I expected that day to reach Dalton, only eight miles distant, but the mud prevented me. I put my foot in it--the genuine red and yellow mixture of real Ohio clay. It was so deep, and sticky, and liberally diluted with thawed frost that once I was compelled to crawl along the top of a rail fence two hundred feet and more, and drag my jackass. At dusk I had covered only three miles. Then I sought lodgings. A store loomed into view shortly; I was elated. According to the sign over the entrance, the younger generation was the ruling power. It read: "Hezekiah Brimley and Father." I made for Hez. He said the town hadn't reached the hotel stage of development yet, but that he would gladly take me in, provided I'd sleep with his clerk in the garret.

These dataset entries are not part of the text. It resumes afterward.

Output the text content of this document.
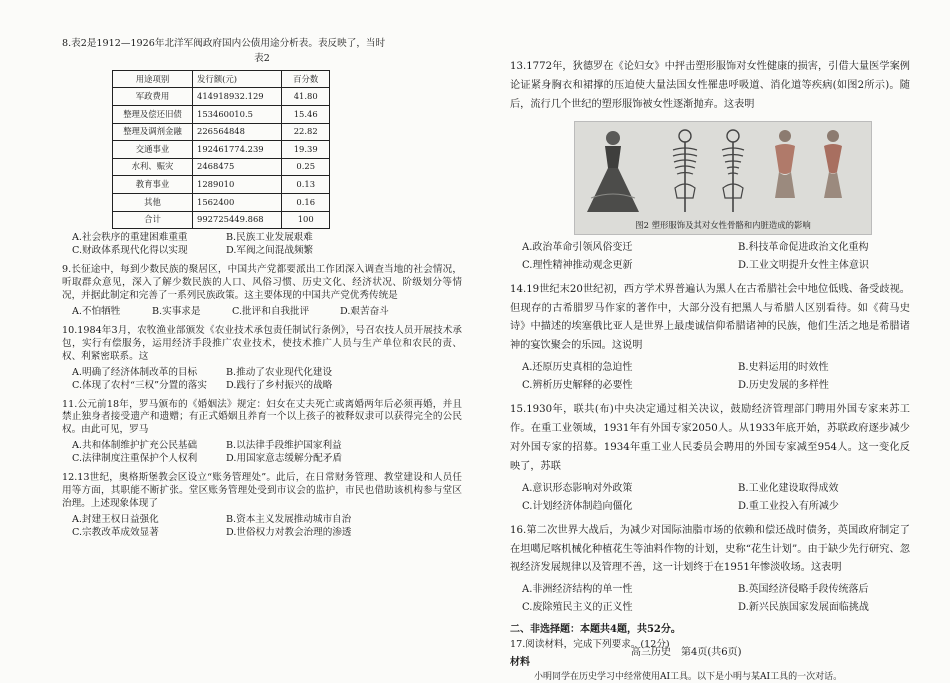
8.表2是1912—1926年北洋军阀政府国内公债用途分析表。表反映了，当时

表2
用途项别	发行额(元)	百分数
军政费用	414918932.129	41.80
整理及偿还旧债	153460010.5	15.46
整理及调剂金融	226564848	22.82
交通事业	192461774.239	19.39
水利、赈灾	2468475	0.25
教育事业	1289010	0.13
其他	1562400	0.16
合计	992725449.868	100
A.社会秩序的重建困难重重	B.民族工业发展艰难
C.财政体系现代化得以实现	D.军阀之间混战频繁

9.长征途中，每到少数民族的聚居区，中国共产党都要派出工作团深入调查当地的社会情况，听取群众意见，深入了解少数民族的人口、风俗习惯、历史文化、经济状况、阶级划分等情况，并据此制定和完善了一系列民族政策。这主要体现的中国共产党优秀传统是

A.不怕牺牲	B.实事求是	C.批评和自我批评	D.艰苦奋斗

10.1984年3月，农牧渔业部颁发《农业技术承包责任制试行条例》，号召农技人员开展技术承包，实行有偿服务，运用经济手段推广农业技术，使技术推广人员与生产单位和农民的责、权、利紧密联系。这

A.明确了经济体制改革的目标	B.推动了农业现代化建设
C.体现了农村“三权”分置的落实	D.践行了乡村振兴的战略

11.公元前18年，罗马颁布的《婚姻法》规定：妇女在丈夫死亡或离婚两年后必须再婚，并且禁止独身者接受遗产和遗赠；有正式婚姻且养育一个以上孩子的被释奴隶可以获得完全的公民权。由此可见，罗马

A.共和体制维护扩充公民基础	B.以法律手段维护国家利益
C.法律制度注重保护个人权利	D.用国家意志缓解分配矛盾

12.13世纪，奥格斯堡教会区设立“账务管理处”。此后，在日常财务管理、教堂建设和人员任用等方面，其职能不断扩张。堂区账务管理处受到市议会的监护，市民也借助该机构参与堂区治理。上述现象体现了

A.封建王权日益强化	B.资本主义发展推动城市自治
C.宗教改革成效显著	D.世俗权力对教会治理的渗透

13.1772年，狄德罗在《论妇女》中抨击塑形服饰对女性健康的损害，引借大量医学案例论证紧身胸衣和裙撑的压迫使大量法国女性罹患呼吸道、消化道等疾病(如图2所示)。随后，流行几个世纪的塑形服饰被女性逐渐抛弃。这表明

图2 塑形服饰及其对女性骨骼和内脏造成的影响
A.政治革命引领风俗变迁	B.科技革命促进政治文化重构
C.理性精神推动观念更新	D.工业文明提升女性主体意识

14.19世纪末20世纪初，西方学术界普遍认为黑人在古希腊社会中地位低贱、备受歧视。但现存的古希腊罗马作家的著作中，大部分没有把黑人与希腊人区别看待。如《荷马史诗》中描述的埃塞俄比亚人是世界上最虔诚信仰希腊诸神的民族，他们生活之地是希腊诸神的宴饮聚会的乐园。这说明

A.还原历史真相的急迫性	B.史料运用的时效性
C.辨析历史解释的必要性	D.历史发展的多样性

15.1930年，联共(布)中央决定通过相关决议，鼓励经济管理部门聘用外国专家来苏工作。在重工业领域，1931年有外国专家2050人。从1933年底开始，苏联政府逐步减少对外国专家的招募。1934年重工业人民委员会聘用的外国专家减至954人。这一变化反映了，苏联

A.意识形态影响对外政策	B.工业化建设取得成效
C.计划经济体制趋向僵化	D.重工业投入有所减少

16.第二次世界大战后，为减少对国际油脂市场的依赖和偿还战时债务，英国政府制定了在坦噶尼喀机械化种植花生等油料作物的计划，史称“花生计划”。由于缺少先行研究、忽视经济发展规律以及管理不善，这一计划终于在1951年惨淡收场。这表明

A.非洲经济结构的单一性	B.英国经济侵略手段传统落后
C.废除殖民主义的正义性	D.新兴民族国家发展面临挑战
二、非选择题：本题共4题，共52分。
17.阅读材料，完成下列要求。(12分)
材料
小明同学在历史学习中经常使用AI工具。以下是小明与某AI工具的一次对话。
高三历史　第4页(共6页)
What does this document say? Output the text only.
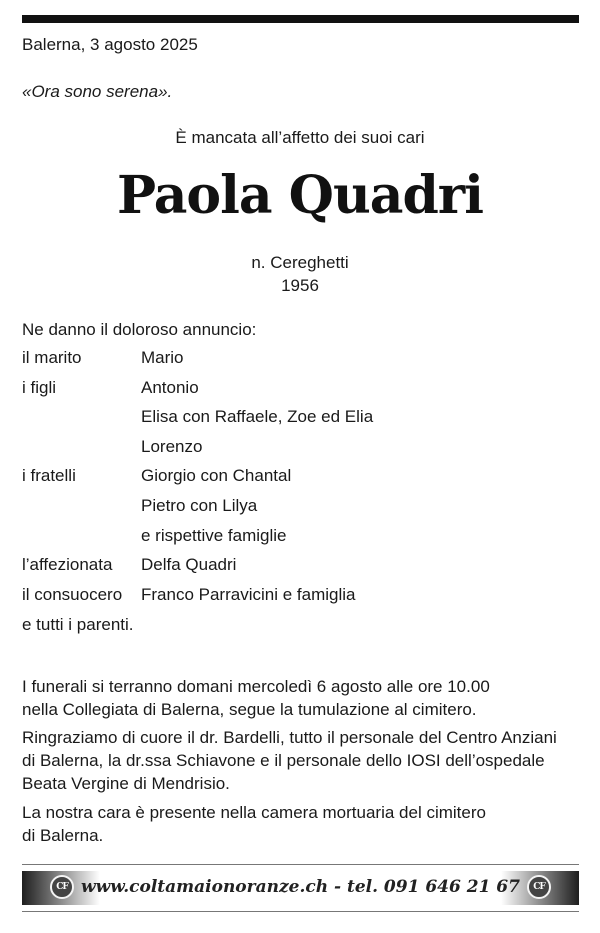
Balerna, 3 agosto 2025
«Ora sono serena».
È mancata all’affetto dei suoi cari
Paola Quadri
n. Cereghetti
1956
Ne danno il doloroso annuncio:
il marito	Mario
i figli	Antonio
Elisa con Raffaele, Zoe ed Elia
Lorenzo
i fratelli	Giorgio con Chantal
Pietro con Lilya
e rispettive famiglie
l’affezionata Delfa Quadri
il consuocero Franco Parravicini e famiglia
e tutti i parenti.
I funerali si terranno domani mercoledì 6 agosto alle ore 10.00
nella Collegiata di Balerna, segue la tumulazione al cimitero.
Ringraziamo di cuore il dr. Bardelli, tutto il personale del Centro Anziani
di Balerna, la dr.ssa Schiavone e il personale dello IOSI dell’ospedale
Beata Vergine di Mendrisio.
La nostra cara è presente nella camera mortuaria del cimitero
di Balerna.
CF www.coltamaionoranze.ch - tel. 091 646 21 67	CF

I found the store full of loungers, who patronized the chairs, soap and starch boxes, mackerel kits and counter, forming a silent circle round a towering stove in the center. The village treasurer wore a "boiled shirt" and brass collar-buttons, but no collar or coat. His companions were generally attired in flannel shirts of different hues and patterns, plush caps, which might be formed into several shapes and styles, and felt boots encased in heavy overshoes. These rural men eyed me with suspicion until I mentioned Mac A'Rony. Then there was a rush to the door. As it swung open, in leaped my great dog; at once the crowd surged back to the stove.

"Does yer dorg bite?" came several queries in a bunch.

"No," I said. "He has killed a bull, chewed up a ram, made Thanks-giving mince-meat of several dogs, chased a pig up a tree, and only this morning ate two chickens and a duck and chased a farmer into his hay loft. But he doesn't bite."

My statement had a sensational effect on the assembly, who, one by one, sneaked out of the door, leaving Hez and his odd guest alone. As soon as the junior member, Hez's father, came in, Hez took my animals to the shed and fed them, and told me to help myself to the best in the store. "Ye know what ye want; I don't."

Hez said he was sorry he was just out of butter and bread. I was sorry, too. Wishing a light supper, I selected one yeast cake (warranted 104 per cent. pure), a pint of corned oysters (light weight), some crackers, and leaf lard, to take the place of butter, and a cake of bitter chocolate. I left a few things unmolested; such as soap, cornstarch, cloves, baking-powder and stove-polish.

My assorted supper went down all right until I tackled the chocolate. Chocolate is a favorite beverage of mine; besides, I wanted a hot drink. To be good, chocolate must be well dissolved. No pot was to be had, save a flower-pot with a hole in the bottom. A great idea popped into my head. I would drink chocolate on the instalment plan. Did you ever try it? If not, don't let your curiosity get the better of you.

Chocolate belongs to the bean family, and the bean is a very treacherous thing--chocolate bean, castor-oil bean, pork-bean, and all kinds. I first ate the cake of chocolate, then some sugar, and drank two dippersful of hot water,--then shook myself. That mixture might suit my stomach, I thought, but it doesn't delight my palate. I felt I had eaten a heavy meal unwittingly, and sat down to digest it. I hadn't sat long before I felt myself swelling. Something within was sizzling and brewing and steaming; gas and steam choked me. I was sure there was going to be a demonstration in my honor that I had not bargained for. The yeast cake came to mind; then I knew the cause. My body grew warm, and finally I was so hot that I had to go to the garret and take a cold bath; after which I excused myself to the clerk, and went to bed, and dreamed I was being cremated alive.

Next morning, on invitation of the superintendent, I visited the Pocock Coal Mine, situated close by, and had an enjoyable trip through its subterranean passages.